US 12,488,022 B2
Systems and methods for identifying data labels for submitting to additional data labeling routines based on embedding clusters
Joshua Edwards, Philadelphia, PA (US); Purva Shanker, Arlington, VA (US); Jing Zhu, McLean, VA (US); Zhuqing Zhang, McLean, VA (US); Nathan Wolfe, Silver Spring, MD (US); and Ebony Edwards, McLean, VA (US)
Assigned to Capital One Services, LLC, McLean, VA (US)
Filed by Capital One Services, LLC, McLean, VA (US)
Filed on Nov. 27, 2023, as Appl. No. 18/520,417.
Prior Publication US 2025/0173359 A1, May 29, 2025
Int. Cl. G06F 7/00 (2006.01); G06F 16/28 (2019.01)

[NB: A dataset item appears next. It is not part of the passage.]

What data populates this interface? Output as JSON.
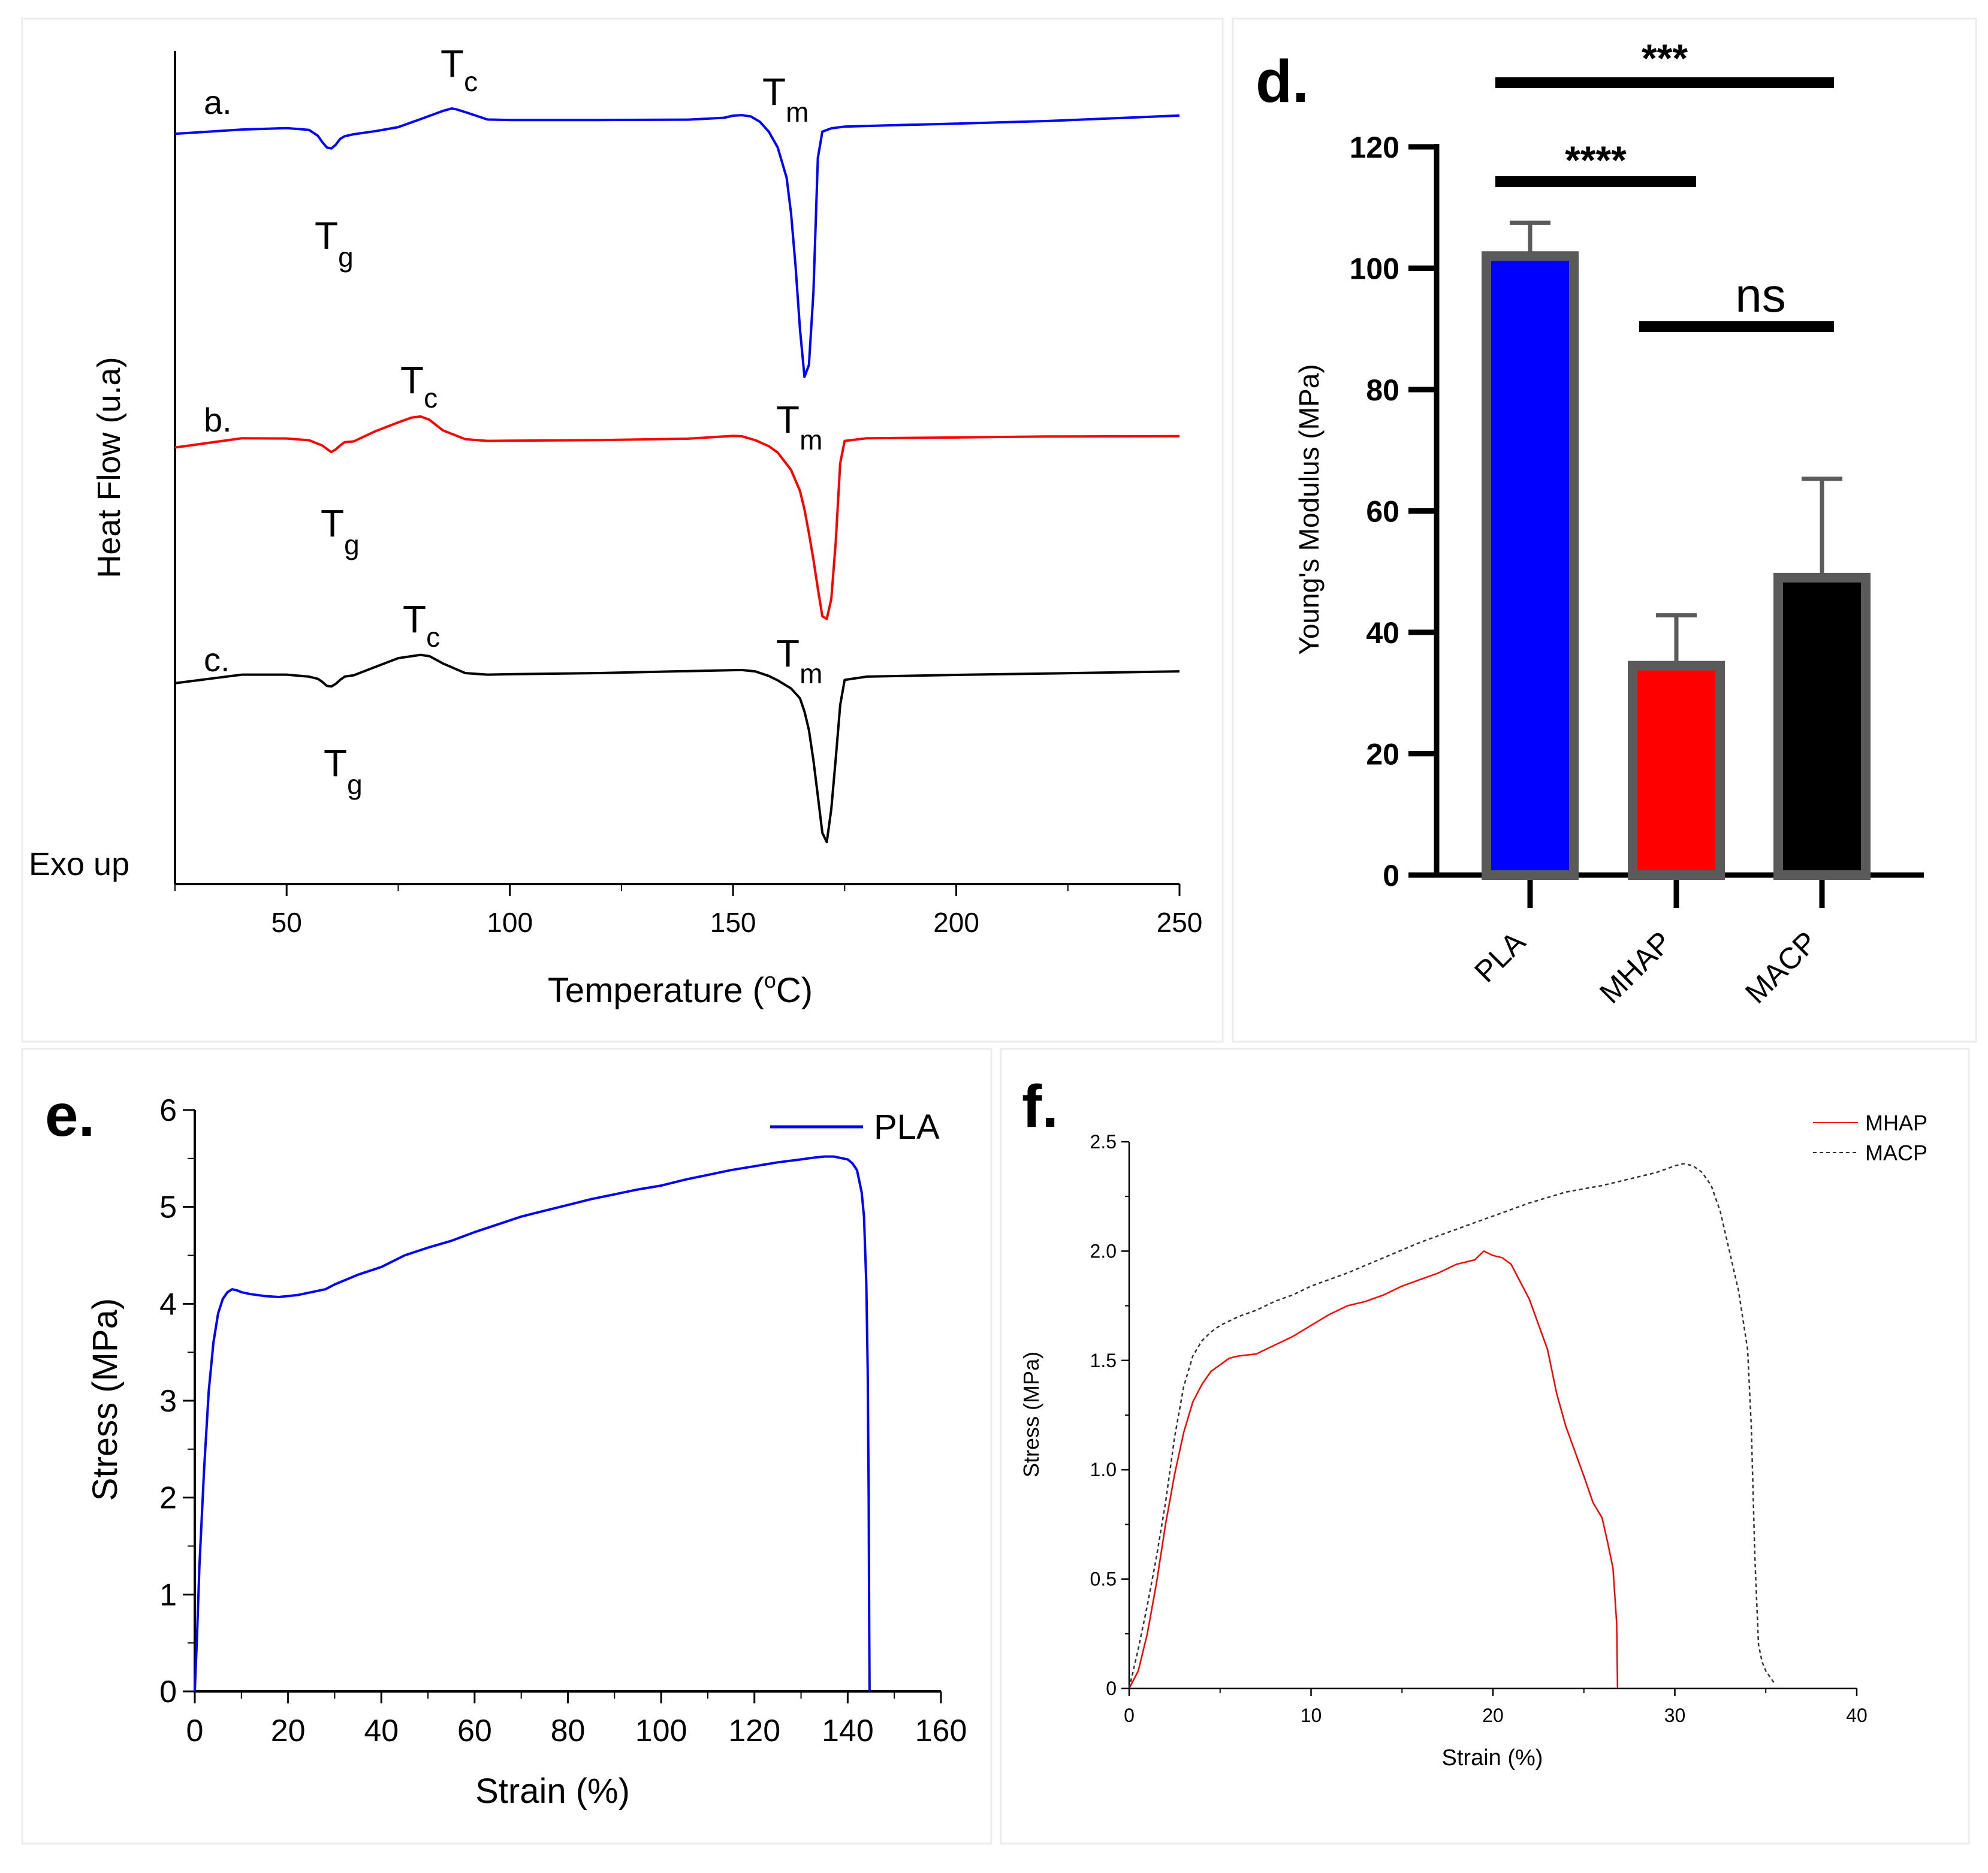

CPC G06F 16/285 (2019.01) 20 Claims
OG exemplary drawing
 
1. A system for identifying data labels for submitting to additional data labeling routines based on embedding clusters, the system comprising:
one or more processors; and
one or more non-transitory, computer-readable mediums comprising instructions that when executed by the one or more processors cause operations comprising:
retrieving an unlabeled dataset, wherein the unlabeled dataset comprises a plurality of unlabeled samples, wherein the plurality of unlabeled samples is based on unstructured text based on linguistic inputs;
generating a plurality of embeddings based on the unlabeled dataset, wherein the plurality of embeddings comprises a respective embedding for each unlabeled sample in the plurality of unlabeled samples;
clustering the plurality of embeddings into a plurality of clusters;
generating a first labeled dataset based on the unlabeled dataset, wherein the first labeled dataset comprises a first plurality of labeled samples, and wherein the first plurality of labeled samples is generated using a first data labeling routine;
determining that a first cluster of the plurality of clusters has a first cluster characteristic, wherein the first cluster characteristic comprises a similarity between data in the first cluster, and wherein the similarity indicates respective distances between the data in the first cluster;
based on the first cluster having the first cluster characteristic:
determining a first labeled sample of the first labeled dataset corresponding to the first cluster; and
determining to submit the first labeled sample to a second data labeling routine;
generating, using the second data labeling routine, a second labeled sample based on the first labeled sample;
deleting the first labeled sample from the first plurality of labeled samples; and
adding the second labeled sample to the first plurality of labeled samples.